Bourhis was adamant that they had considered motor limitations and other impairments when designing the project. “We wanted to focus on cognitive disabilities first and visual disabilities were another type. This is only the first step in the Access + journey. It must be a attainable goal that is connected to our healthcare research. Access+ products can be great for people with cognitive disabilities.

Bourhis answered my questions about designing the new games. “We’ve worked with teachers, psychiatrists, UX specialists, and healthcare professionals. We have a focus group that shares our expertise at each stage. It is a mix of UX and medical. It’s amazing to me how the Last Of Us video games have provided design innovation and how we, as leaders in the board game industry, can do this for our future.

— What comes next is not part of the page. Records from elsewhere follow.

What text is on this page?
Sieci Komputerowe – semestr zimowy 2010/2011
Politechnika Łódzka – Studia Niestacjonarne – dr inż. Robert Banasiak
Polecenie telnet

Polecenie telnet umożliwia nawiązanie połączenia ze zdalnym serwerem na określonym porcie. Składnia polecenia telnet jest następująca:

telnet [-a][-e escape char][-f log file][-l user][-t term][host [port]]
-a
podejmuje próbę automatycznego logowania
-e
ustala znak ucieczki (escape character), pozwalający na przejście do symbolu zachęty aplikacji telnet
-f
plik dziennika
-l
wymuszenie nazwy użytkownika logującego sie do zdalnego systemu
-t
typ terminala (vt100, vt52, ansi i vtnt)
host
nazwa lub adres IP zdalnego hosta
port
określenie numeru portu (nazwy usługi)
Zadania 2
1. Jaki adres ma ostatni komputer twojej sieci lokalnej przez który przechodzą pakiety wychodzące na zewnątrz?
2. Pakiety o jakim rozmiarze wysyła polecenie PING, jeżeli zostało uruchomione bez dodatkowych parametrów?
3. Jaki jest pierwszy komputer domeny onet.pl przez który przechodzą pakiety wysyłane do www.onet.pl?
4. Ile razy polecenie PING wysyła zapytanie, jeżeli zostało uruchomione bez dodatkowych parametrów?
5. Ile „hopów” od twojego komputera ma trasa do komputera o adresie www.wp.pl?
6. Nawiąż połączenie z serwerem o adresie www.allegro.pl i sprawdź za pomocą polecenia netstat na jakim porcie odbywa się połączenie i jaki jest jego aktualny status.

We talked about recent work and discussions with Micheal Sheon ( MyEmployees), to evaluate Spot it! in preparation for my accessible report. Although Asmodee+ will bring many benefits, there are still areas that are visually and motor disabled. If you’re colourblind, for example, you can recognize the shapes, but are still limited in your ability to process the differences.

I asked Heron, who has been involved in board game accessibility since 2016, his opinion on this initiative. Although this is a positive initiative, it does have its drawbacks. As the variety of shapes were an integral part of the fun, I am curious to see how different versions of Spot It! will work. Asmodee will continue to collaborate with accessibility experts and other community members to expand this work to more beneficial areas.

This is a significant development in the boardgame world, and it has brought positive headlines. I look forward to seeing where Asmodee Access+ goes. It’s important to be accurate and cautious in the short-term about what is available here. This is about accessibility and inclusion for a specific audience, not attempting to make these games fully accessible. We won’t soon see accessible Catan or Pandemic.

Bourhis’ reference to Naughty Dog’s accessibility impact on the wider gaming industry shows that Asmodee has high goals. It will be interesting to see where they go and what level of resources they have to make it all happen.